But this is no ordinary election. That so much scrutiny has fallen both on how Mitt Romney earned his fortune (in the ruthless world of private equity) and his tax rate (15%, less than what some middle-class families pay) is a sign something has changed. For that, credit a decade in which the median family in America saw its real income fall by 7%, even as the top 1% grabbed a share of national income unseen since the 1920s (see article), and a level of unemployment that, though falling, remains troublingly high. Not many Americans like the tactics or fashion choices of Occupy Wall Street, but quite a few share the movement’s opinion that the economy is tilted in favour of the wealthy.

And so the rich are now a campaign issue. Barack Obama calls for “millionaires and billionaires” to “pay their fair share”: introduce a minimum tax rate on millionaires and return the top income-tax rate to 39.6% from 35%, and the other 98% of Americans would not have to pay more, he claims. Republicans shoot back that raising any taxes would destroy jobs and business confidence. They think you can fill the budget hole by spending cuts alone; many want to cut taxes further.

Neither side is talking sense. America’s rich should indeed pay more tax; but marginal rates should not go up.

History shows that deficit reduction works best when most of the burden falls on spending cuts. That means that middle-class entitlements will have to be reduced, no matter what Mr Obama tells his supporters. But, just as in every other budget squeeze, a portion must come from higher taxes, no matter what the Republicans say.

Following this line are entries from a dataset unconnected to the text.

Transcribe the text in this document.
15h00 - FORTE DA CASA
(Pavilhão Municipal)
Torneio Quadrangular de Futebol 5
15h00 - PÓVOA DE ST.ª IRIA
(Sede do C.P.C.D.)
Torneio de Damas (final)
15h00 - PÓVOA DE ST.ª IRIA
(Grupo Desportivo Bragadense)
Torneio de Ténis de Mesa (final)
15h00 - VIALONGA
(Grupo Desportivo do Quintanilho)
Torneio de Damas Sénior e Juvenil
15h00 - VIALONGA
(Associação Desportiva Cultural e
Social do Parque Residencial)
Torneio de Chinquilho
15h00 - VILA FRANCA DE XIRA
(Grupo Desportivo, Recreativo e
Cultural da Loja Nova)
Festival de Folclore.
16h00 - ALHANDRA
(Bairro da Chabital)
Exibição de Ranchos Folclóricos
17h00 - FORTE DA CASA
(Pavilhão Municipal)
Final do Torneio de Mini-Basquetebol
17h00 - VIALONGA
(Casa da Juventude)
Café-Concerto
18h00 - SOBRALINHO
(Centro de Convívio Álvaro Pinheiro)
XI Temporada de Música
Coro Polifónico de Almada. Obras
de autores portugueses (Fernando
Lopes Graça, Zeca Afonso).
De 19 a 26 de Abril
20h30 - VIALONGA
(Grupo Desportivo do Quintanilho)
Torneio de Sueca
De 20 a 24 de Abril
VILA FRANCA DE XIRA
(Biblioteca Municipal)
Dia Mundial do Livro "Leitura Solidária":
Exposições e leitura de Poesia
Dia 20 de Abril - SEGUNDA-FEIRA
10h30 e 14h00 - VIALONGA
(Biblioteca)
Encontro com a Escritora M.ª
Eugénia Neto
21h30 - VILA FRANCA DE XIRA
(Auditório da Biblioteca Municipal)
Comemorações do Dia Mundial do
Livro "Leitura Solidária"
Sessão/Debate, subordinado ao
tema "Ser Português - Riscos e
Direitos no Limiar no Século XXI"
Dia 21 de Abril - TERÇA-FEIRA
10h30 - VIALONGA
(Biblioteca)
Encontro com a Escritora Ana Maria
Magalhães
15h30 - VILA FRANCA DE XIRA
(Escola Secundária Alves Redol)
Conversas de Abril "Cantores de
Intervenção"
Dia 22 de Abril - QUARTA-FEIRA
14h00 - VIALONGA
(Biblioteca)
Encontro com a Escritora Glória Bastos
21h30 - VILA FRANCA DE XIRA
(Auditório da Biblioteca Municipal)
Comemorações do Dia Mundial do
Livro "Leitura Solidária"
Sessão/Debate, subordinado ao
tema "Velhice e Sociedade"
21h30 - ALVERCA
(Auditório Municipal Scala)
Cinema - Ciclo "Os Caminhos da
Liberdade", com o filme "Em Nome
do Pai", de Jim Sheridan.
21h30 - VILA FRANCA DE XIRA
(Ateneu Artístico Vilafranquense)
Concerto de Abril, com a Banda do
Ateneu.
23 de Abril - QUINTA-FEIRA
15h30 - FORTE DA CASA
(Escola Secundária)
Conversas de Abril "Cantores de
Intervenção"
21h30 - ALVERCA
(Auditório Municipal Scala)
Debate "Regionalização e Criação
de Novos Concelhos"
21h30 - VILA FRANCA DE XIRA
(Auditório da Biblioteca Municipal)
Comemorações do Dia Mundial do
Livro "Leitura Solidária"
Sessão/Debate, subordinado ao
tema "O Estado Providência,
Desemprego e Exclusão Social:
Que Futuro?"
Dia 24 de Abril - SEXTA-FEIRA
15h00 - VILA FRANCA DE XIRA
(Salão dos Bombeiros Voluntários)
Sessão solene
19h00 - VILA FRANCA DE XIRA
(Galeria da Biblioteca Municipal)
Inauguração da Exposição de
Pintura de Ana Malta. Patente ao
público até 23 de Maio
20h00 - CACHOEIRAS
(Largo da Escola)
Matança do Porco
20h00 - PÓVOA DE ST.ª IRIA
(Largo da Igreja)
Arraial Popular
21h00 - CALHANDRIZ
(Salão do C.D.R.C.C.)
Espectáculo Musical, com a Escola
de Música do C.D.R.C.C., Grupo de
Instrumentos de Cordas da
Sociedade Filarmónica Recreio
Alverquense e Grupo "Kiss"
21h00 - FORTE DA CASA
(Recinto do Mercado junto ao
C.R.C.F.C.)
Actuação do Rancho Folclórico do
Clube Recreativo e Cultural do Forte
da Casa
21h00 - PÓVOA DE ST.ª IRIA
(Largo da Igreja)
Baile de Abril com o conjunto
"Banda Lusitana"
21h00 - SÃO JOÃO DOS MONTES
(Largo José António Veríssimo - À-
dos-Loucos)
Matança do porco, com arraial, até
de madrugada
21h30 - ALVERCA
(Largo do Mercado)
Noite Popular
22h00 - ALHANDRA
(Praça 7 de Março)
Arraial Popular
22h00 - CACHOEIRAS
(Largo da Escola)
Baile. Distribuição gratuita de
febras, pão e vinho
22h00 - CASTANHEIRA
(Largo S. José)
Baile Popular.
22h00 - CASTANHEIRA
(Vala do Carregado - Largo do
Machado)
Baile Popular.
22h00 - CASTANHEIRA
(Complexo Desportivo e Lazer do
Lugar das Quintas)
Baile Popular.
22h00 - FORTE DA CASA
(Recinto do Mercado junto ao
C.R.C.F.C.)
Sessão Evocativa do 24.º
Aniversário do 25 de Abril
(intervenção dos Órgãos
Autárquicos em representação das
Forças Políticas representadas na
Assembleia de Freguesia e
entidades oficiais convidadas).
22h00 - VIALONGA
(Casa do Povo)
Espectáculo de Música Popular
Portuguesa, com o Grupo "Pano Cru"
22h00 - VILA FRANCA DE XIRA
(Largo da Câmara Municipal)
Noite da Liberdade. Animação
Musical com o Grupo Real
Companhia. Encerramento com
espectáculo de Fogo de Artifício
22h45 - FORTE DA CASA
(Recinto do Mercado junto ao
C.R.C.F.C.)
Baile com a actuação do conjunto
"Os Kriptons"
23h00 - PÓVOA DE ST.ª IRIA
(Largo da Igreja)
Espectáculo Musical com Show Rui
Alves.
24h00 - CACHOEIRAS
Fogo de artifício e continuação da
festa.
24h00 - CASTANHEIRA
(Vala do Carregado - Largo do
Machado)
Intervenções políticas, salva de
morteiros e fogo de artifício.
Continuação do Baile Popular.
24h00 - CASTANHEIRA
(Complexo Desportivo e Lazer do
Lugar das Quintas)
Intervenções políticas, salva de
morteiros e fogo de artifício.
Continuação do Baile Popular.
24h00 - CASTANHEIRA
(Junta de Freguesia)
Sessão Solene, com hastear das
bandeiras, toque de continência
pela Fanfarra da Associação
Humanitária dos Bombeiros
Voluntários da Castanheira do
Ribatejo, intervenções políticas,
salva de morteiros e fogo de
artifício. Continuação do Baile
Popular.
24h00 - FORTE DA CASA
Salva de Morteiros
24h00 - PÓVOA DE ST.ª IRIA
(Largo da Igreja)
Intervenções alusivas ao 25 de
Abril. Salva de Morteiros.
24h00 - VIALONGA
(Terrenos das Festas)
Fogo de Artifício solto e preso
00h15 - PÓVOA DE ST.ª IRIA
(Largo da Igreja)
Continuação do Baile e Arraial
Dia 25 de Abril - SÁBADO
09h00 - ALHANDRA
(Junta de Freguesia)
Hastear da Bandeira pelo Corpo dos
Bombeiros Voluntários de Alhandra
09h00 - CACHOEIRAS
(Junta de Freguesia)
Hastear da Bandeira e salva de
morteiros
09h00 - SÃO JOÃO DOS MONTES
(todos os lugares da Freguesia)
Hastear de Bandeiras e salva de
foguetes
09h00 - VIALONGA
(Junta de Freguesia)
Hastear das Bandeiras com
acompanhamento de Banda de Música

Democrats say only the top 1% need pay more; that’s misleading. Others will have to pay too. But more of the increase should be shouldered by the rich who have done so well from recent trends. Technological change and globalisation have sharpened demand for the most skilled workers, in particular superstars, be they athletes or hedge-fund managers, thus sharply increasing inequality. Tax policy has exacerbated this trend instead of mitigating it. George Bush junior slashed top income-tax rates as well as rates on dividends and capital gains, which explains why Warren Buffett and Mr Romney have such low tax rates.